Mais allons un peu plus loin dans la réflexion, car on pourrait croire que cette tangente anti-climat n’est réservée qu’à la CAQ. Ce n’est pas du tout le cas. Avant la CAQ, les libéraux ont dirigé en conquérants pendant près de 15 années sans interruption. Qu’ont-ils fait ?

Ils ont voulu faire passer un oléoduc pour augmenter l’exportation du pétrole le plus polluant au monde, ils ont voulu faire construire un port à Cacouna et ont autorisé l’exploitation pétrolière sur l’île d’Anticosti avant de faire marche arrière et de verser 41,4 millions de dollars en dédommagement aux entreprises pétrolières. On pourrait continuer longtemps sur cette vague, passant des gaz de schiste à l’exploration pétrolière et gazière en Gaspésie, en faisant un arrêt par le projet d’exploitation du Grand Nord et en finissant notre petit périple à travers nos lacs et rivières, desquels le gouvernement libéral espérait faire sortir on ne sait trop quoi encore. Oublions même que nous continuons à vendre notre eau potable à des entreprises privées qui font un profit monstre sur notre or bleu alors que Le Cap, en Afrique du Sud, est sur le point de devenir la première grande ville à manquer d’eau.

Mentionnons aussi par la bande que le gouvernement péquiste de Pauline Marois, malgré son très court passage au pouvoir, est celui qui a, le premier, autorisé l’exploration pétrolière sur l’île d’Anticosti.

Au fédéral ? Ce n’est guère mieux. Le gouvernement Harper, rappelons-nous, est celui qui a déclassé plus de 99 % des cours d’eau et lacs protégés. Cela donne nettement le ton sur la politique anti-environnement que Harper menait. Il était aussi à l’origine du fameux pipeline de la ligne 9 qui était si essentiel à notre survie (mais qui allait mettre en péril des centaines de cours d’eau et des dizaines de villes et villages).

Suivit alors le ô combien vertueux Justin. Ce grand politicien qui se couvre de vert et se targue de protéger l’environnement d’une main pendant qu’il achète un pipeline à 4,15 milliards de l’autre. Ce tout aussi grand premier ministre qui se dit vert fait de grands discours sur l’importance de l’environnement pendant qu’il va aux États-Unis rassurer les compagnies pétrolières sur le fait que le Canada continuera à exploiter son pétrole sale.

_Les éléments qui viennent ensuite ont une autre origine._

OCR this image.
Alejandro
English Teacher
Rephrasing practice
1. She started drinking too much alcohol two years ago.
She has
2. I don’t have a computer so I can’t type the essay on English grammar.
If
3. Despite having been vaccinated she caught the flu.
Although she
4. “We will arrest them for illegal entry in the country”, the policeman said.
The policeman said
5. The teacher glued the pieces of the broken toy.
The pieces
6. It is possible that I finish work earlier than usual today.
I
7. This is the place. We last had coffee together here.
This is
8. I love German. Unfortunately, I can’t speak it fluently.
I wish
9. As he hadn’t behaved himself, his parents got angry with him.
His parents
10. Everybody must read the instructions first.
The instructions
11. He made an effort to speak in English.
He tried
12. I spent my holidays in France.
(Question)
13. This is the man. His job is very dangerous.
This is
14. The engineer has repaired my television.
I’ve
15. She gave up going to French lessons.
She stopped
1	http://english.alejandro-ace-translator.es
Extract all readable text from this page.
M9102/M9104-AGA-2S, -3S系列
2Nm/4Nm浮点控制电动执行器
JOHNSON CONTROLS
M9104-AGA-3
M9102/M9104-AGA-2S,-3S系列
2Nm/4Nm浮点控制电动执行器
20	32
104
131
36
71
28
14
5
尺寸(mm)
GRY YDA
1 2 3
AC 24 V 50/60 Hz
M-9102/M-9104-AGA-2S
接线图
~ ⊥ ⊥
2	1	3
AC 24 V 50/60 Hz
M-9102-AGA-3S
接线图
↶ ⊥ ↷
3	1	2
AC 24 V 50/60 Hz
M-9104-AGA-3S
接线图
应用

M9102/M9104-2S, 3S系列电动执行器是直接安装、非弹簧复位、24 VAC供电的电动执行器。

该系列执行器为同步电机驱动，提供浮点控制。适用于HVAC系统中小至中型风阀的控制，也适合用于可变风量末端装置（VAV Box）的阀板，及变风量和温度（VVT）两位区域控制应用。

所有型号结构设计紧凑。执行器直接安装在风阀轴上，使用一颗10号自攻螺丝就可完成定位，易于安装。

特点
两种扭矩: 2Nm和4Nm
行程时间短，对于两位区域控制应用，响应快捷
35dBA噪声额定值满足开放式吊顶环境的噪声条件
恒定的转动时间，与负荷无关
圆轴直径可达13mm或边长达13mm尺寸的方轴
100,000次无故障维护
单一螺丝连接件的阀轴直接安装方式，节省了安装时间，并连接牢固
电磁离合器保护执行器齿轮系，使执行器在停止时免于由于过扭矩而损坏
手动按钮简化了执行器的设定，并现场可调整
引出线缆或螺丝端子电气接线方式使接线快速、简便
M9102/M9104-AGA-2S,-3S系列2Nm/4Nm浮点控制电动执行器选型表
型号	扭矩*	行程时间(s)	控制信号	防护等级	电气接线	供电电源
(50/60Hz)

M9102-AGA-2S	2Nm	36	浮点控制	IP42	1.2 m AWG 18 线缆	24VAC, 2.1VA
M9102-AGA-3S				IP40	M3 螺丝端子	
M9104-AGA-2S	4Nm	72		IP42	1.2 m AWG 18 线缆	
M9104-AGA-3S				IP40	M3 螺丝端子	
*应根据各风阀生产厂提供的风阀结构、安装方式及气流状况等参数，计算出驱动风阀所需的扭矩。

Alors, non, je n’y crois plus, à ces beaux discours que les gouvernements changeront les choses pour protéger l’environnement. Pourquoi ? Parce que Jean Charest est devenu lobbyiste pro-pétrole, que Legault est le fier fondateur d’une compagnie d’aviation, que Harper traficote sans aucun scrupule avec les géants pétroliers et que Trudeau défend mordicus l’État pétrolier saoudien. Je le répète : ce ne sera vraiment pas l’État qui changera quoi que ce soit à la crise environnementale.

Ses intérêts sont l’économie et l’économie. Le principe de base de l’économie actuelle est la croissance, et le GIEC nous a précisément dit que la décroissance était nécessaire. […]

Le 10 novembre, il faut donc aller marcher, mais pas pour « inviter le Parlement à faire bouger les choses ». Il faut aller marcher pour voir que nous ne sommes pas seuls, que tous ensemble nous pouvons donner un gros coup de pied aux fesses de ces États pétroliers que sont le Canada et le Québec et reprendre notre destinée en mains. Nous avons les connaissances et les capacités pour changer les choses, il n’est pas trop tard. Pour cela, il faudra d’abord accepter d’écouter les experts du GIEC et plancher sur la décroissance, pas sur la croissance.